3. A process for extracting a characteristic parameter sequence of an input voice (hereinafter, referred to as an "input voice parameter sequence"), receiving the input voice parameter sequence and a semantic expression corresponding to the immediately preceding user's utterance, and estimating the next utterance Inputting the probability of occurrence of each semantic expression in, a condition between the acoustic model that records the syllable standard pattern corresponding to the speech parameter sequence and the syllable chain standard pattern of the utterance sentence assumed to be uttered by the user and the corresponding semantic expression The computer calculates the likelihood of the semantic expression stored in the semantic expression list corresponding to the input speech parameter sequence using each information of the sentence model representing the attached occurrence probability and outputs the most likely semantic expression to the computer. The speech recognition program to be executed.

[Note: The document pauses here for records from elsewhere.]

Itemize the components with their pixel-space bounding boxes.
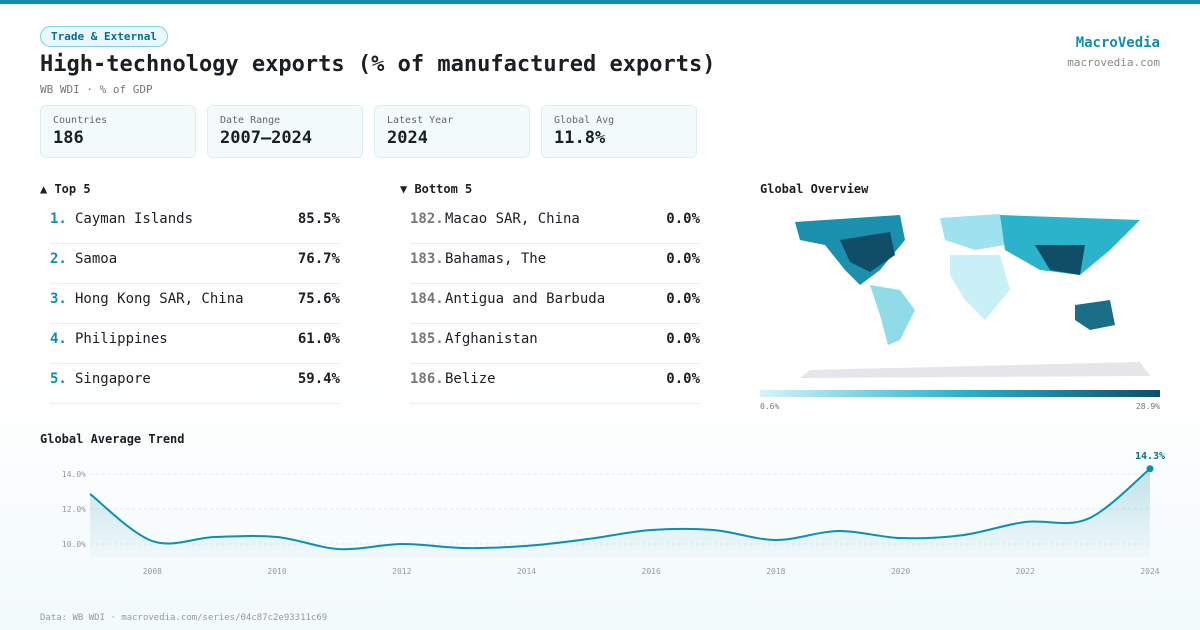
stat-card: Countries 186	[40, 105, 196, 158]
rank: 183.	[410, 251, 444, 267]
stat-label: Global Avg	[554, 115, 615, 126]
x-tick-label: 2016	[642, 567, 661, 576]
legend-max: 28.9%	[1136, 402, 1160, 411]
area	[90, 468, 1150, 558]
stat-label: Countries	[53, 115, 108, 126]
rank-row: 182. Macao SAR, China 0.0%	[410, 205, 700, 244]
stat-value: 11.8%	[554, 128, 606, 148]
rank: 185.	[410, 331, 444, 347]
country-name: Hong Kong SAR, China	[75, 291, 244, 307]
x-tick-label: 2014	[517, 567, 536, 576]
rank-row: 1. Cayman Islands 85.5%	[50, 205, 340, 244]
x-tick-label: 2008	[143, 567, 162, 576]
legend-min: 0.6%	[760, 402, 779, 411]
x-tick-label: 2020	[891, 567, 910, 576]
country-name: Antigua and Barbuda	[445, 291, 606, 307]
top-heading: ▲ Top 5	[40, 182, 91, 196]
title: High-technology exports (% of manufactur…	[40, 52, 716, 77]
rank: 3.	[50, 291, 67, 307]
stat-label: Date Range	[220, 115, 281, 126]
rank: 184.	[410, 291, 444, 307]
rank: 2.	[50, 251, 67, 267]
country-name: Philippines	[75, 331, 168, 347]
row-value: 0.0%	[666, 331, 700, 347]
x-tick-label: 2010	[267, 567, 286, 576]
chart-title: Global Average Trend	[40, 432, 185, 446]
rank-row: 5. Singapore 59.4%	[50, 365, 340, 404]
badge: Trade & External	[40, 26, 168, 47]
rank: 5.	[50, 371, 67, 387]
row-value: 0.0%	[666, 211, 700, 227]
stat-value: 2007–2024	[220, 128, 313, 148]
rank: 4.	[50, 331, 67, 347]
x-tick-label: 2018	[766, 567, 785, 576]
row-value: 0.0%	[666, 251, 700, 267]
rank-row: 2. Samoa 76.7%	[50, 245, 340, 284]
rank-row: 185. Afghanistan 0.0%	[410, 325, 700, 364]
row-value: 75.6%	[297, 291, 340, 307]
x-tick-label: 2022	[1016, 567, 1035, 576]
stat-value: 186	[53, 128, 84, 148]
world-map	[795, 214, 1150, 378]
country-name: Bahamas, The	[445, 251, 547, 267]
x-tick-label: 2024	[1140, 567, 1159, 576]
footer: Data: WB WDI · macrovedia.com/series/04c…	[40, 613, 328, 623]
country-name: Samoa	[75, 251, 118, 267]
subtitle: WB WDI · % of GDP	[40, 83, 153, 96]
rank-row: 186. Belize 0.0%	[410, 365, 700, 404]
country-name: Belize	[445, 371, 496, 387]
stat-value: 2024	[387, 128, 428, 148]
country-name: Afghanistan	[445, 331, 538, 347]
stat-card: Global Avg 11.8%	[541, 105, 697, 158]
row-value: 0.0%	[666, 371, 700, 387]
map-heading: Global Overview	[760, 182, 869, 196]
brand: MacroVedia	[1075, 35, 1160, 51]
rank-row: 4. Philippines 61.0%	[50, 325, 340, 364]
row-value: 59.4%	[297, 371, 340, 387]
stat-card: Latest Year 2024	[374, 105, 530, 158]
line	[89, 467, 1151, 551]
brand-url: macrovedia.com	[1067, 56, 1160, 69]
country-name: Cayman Islands	[75, 211, 194, 227]
legend-gradient	[760, 390, 1160, 397]
x-tick-label: 2012	[392, 567, 411, 576]
end-point	[1146, 465, 1154, 473]
stat-label: Latest Year	[387, 115, 454, 126]
rank-row: 3. Hong Kong SAR, China 75.6%	[50, 285, 340, 324]
rank-row: 184. Antigua and Barbuda 0.0%	[410, 285, 700, 324]
rank-row: 183. Bahamas, The 0.0%	[410, 245, 700, 284]
value-label: 14.3%	[1135, 451, 1165, 462]
rank: 186.	[410, 371, 444, 387]
rank: 1.	[50, 211, 67, 227]
rank: 182.	[410, 211, 444, 227]
y-tick-label: 12.0%	[62, 505, 86, 514]
country-name: Macao SAR, China	[445, 211, 580, 227]
top-bar	[0, 0, 1200, 4]
row-value: 85.5%	[297, 211, 340, 227]
country-name: Singapore	[75, 371, 151, 387]
y-tick-label: 10.0%	[62, 540, 86, 549]
stat-card: Date Range 2007–2024	[207, 105, 363, 158]
row-value: 61.0%	[297, 331, 340, 347]
bottom-heading: ▼ Bottom 5	[400, 182, 473, 196]
y-tick-label: 14.0%	[62, 470, 86, 479]
row-value: 76.7%	[297, 251, 340, 267]
row-value: 0.0%	[666, 291, 700, 307]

4. A process for extracting a characteristic parameter sequence of an input voice (hereinafter referred to as an "input voice parameter sequence"), receiving the input voice parameter sequence and a semantic expression corresponding to the immediately preceding user's utterance, and estimating the next utterance Inputting the probability of occurrence of each semantic expression in, a condition between the acoustic model that records the syllable standard pattern corresponding to the speech parameter sequence and the syllable chain standard pattern of the utterance sentence assumed to be uttered by the user and the corresponding semantic expression The computer calculates the likelihood of the semantic expression stored in the semantic expression list corresponding to the input speech parameter sequence using each information of the sentence model representing the attached occurrence probability and outputs the most likely semantic expression to the computer. A computer-readable recording medium on which a speech recognition program to be executed is recorded.